Patches
A patch is a small numbered script under scripts/patches/ that runs inside each sandbox during the update pipeline. Use patches for one-off migrations: install a new system dep, seed a config file, fix a mistake that's already baked into live sandboxes.
Anatomy
Each file exports a default function:
// scripts/patches/005_my_migration.ts
export default async function (ctx) {
// ctx has helpers for shell, files, and the sandbox handle
await ctx.shell('pnpm add some-new-package')
}Filenames are NNN_description.ts, with NNN being a zero-padded monotonic integer. Patches apply in filename order.
Version tracking
The sandboxes table has a version column. Each sandbox stores the numeric prefix of its highest-applied patch. When the update pipeline reaches phase 8 — patch, it runs every patch whose prefix is higher than the current version, then updates version to the highest number it applied.
A freshly-provisioned sandbox starts with a .template-version file (stamped by npm run template:build) so it skips patches already baked into the template image.
Currently shipped patches
At time of writing scripts/patches/ contains:
| Filename | What it does |
|---|---|
001_install_sqlite3.ts | Installs system SQLite needed by LibSQL. |
002_install_healer.ts | Adds the healer agent to pm2. |
003_install_browsers.ts | Installs Playwright's Chromium Headless Shell. |
004_setup_env.ts | Seeds sandbox-side .env defaults. |
Your own patches sit alongside these.
Writing a patch
Typical shape:
export default async function ({ shell, write }) {
await shell('pnpm add -w some-package@1.2.3')
await write(
'.config/my-thing.json',
JSON.stringify({ enabled: true }, null, 2),
)
}Rules of thumb:
- Idempotent. Your patch may re-run if an update is retried. Check for the change before making it.
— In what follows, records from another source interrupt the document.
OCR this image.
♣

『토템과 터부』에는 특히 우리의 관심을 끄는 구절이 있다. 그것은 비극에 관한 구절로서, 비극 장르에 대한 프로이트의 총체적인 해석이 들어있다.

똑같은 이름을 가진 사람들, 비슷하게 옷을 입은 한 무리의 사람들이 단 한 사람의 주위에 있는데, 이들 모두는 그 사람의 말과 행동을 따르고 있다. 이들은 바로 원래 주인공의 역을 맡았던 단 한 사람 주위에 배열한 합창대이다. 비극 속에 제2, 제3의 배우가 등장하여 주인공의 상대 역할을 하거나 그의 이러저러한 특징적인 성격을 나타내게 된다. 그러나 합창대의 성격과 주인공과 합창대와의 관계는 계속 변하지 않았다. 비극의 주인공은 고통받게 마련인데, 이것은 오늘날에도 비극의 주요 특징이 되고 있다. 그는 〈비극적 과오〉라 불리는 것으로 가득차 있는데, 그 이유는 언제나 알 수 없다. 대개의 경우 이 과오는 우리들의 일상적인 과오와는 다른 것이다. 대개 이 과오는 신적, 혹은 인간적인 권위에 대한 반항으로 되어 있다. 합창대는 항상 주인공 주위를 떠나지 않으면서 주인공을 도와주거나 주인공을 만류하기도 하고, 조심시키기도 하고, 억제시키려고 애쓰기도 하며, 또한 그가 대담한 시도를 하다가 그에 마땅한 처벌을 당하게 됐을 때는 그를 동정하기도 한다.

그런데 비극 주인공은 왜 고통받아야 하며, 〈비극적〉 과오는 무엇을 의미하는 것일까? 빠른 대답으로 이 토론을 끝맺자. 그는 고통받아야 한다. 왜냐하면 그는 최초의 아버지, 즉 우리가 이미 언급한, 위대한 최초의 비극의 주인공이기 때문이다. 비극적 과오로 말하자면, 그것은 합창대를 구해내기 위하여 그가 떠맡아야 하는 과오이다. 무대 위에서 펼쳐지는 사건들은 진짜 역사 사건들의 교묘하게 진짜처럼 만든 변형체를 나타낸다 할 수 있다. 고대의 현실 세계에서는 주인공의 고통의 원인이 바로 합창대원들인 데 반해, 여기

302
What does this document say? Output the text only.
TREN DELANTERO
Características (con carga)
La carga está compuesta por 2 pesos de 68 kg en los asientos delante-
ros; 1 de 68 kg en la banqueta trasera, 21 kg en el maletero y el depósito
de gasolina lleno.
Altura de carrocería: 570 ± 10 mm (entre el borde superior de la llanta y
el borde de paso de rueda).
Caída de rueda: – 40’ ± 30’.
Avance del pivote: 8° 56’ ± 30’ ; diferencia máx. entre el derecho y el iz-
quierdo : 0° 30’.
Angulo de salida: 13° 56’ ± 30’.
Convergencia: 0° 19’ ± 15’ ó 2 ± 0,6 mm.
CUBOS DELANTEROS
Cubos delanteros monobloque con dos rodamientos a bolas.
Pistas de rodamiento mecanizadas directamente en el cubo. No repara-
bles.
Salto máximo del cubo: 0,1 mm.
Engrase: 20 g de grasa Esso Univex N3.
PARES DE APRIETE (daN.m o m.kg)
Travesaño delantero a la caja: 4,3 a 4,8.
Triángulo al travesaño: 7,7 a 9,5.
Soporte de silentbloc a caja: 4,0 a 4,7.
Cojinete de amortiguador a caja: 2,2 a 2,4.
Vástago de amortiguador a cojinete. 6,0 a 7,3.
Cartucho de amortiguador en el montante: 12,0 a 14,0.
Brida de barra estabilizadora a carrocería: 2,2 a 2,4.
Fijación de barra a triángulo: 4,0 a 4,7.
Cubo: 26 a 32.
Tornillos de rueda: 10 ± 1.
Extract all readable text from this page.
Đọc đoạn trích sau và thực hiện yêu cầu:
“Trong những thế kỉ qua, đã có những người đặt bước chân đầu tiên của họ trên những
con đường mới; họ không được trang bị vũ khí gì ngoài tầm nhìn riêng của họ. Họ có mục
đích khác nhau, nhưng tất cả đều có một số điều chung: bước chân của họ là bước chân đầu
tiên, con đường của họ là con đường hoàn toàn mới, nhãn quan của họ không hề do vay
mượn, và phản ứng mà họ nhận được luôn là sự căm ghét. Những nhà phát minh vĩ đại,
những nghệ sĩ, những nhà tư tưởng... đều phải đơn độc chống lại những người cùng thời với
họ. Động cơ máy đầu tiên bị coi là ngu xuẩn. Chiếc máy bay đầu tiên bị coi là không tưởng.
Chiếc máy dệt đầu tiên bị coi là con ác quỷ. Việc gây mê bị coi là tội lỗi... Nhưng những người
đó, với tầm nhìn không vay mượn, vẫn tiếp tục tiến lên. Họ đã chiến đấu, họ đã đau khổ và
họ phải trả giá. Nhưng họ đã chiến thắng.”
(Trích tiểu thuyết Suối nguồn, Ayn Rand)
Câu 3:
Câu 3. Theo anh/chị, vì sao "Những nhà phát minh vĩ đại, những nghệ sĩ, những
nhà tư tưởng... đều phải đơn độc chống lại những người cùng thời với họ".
- Fast. Every running sandbox will eventually run this. Don't ship a patch that takes minutes.
- Small. One concern per patch — easier to roll forward, easier to attribute failure.
- Test against one sandbox first. Run the update CLI against a single sandbox id before releasing to the whole fleet.
When to patch vs rebuild the template
Patch when the change is:
- A single dependency install.
- A config file to add or seed.
- A fix to a value baked into older sandboxes.
Rebuild the template when:
- The base image changes (new Node major, new OS base).
- You want new sandboxes to skip a growing patch chain — collapse old patches into a fresh baseline.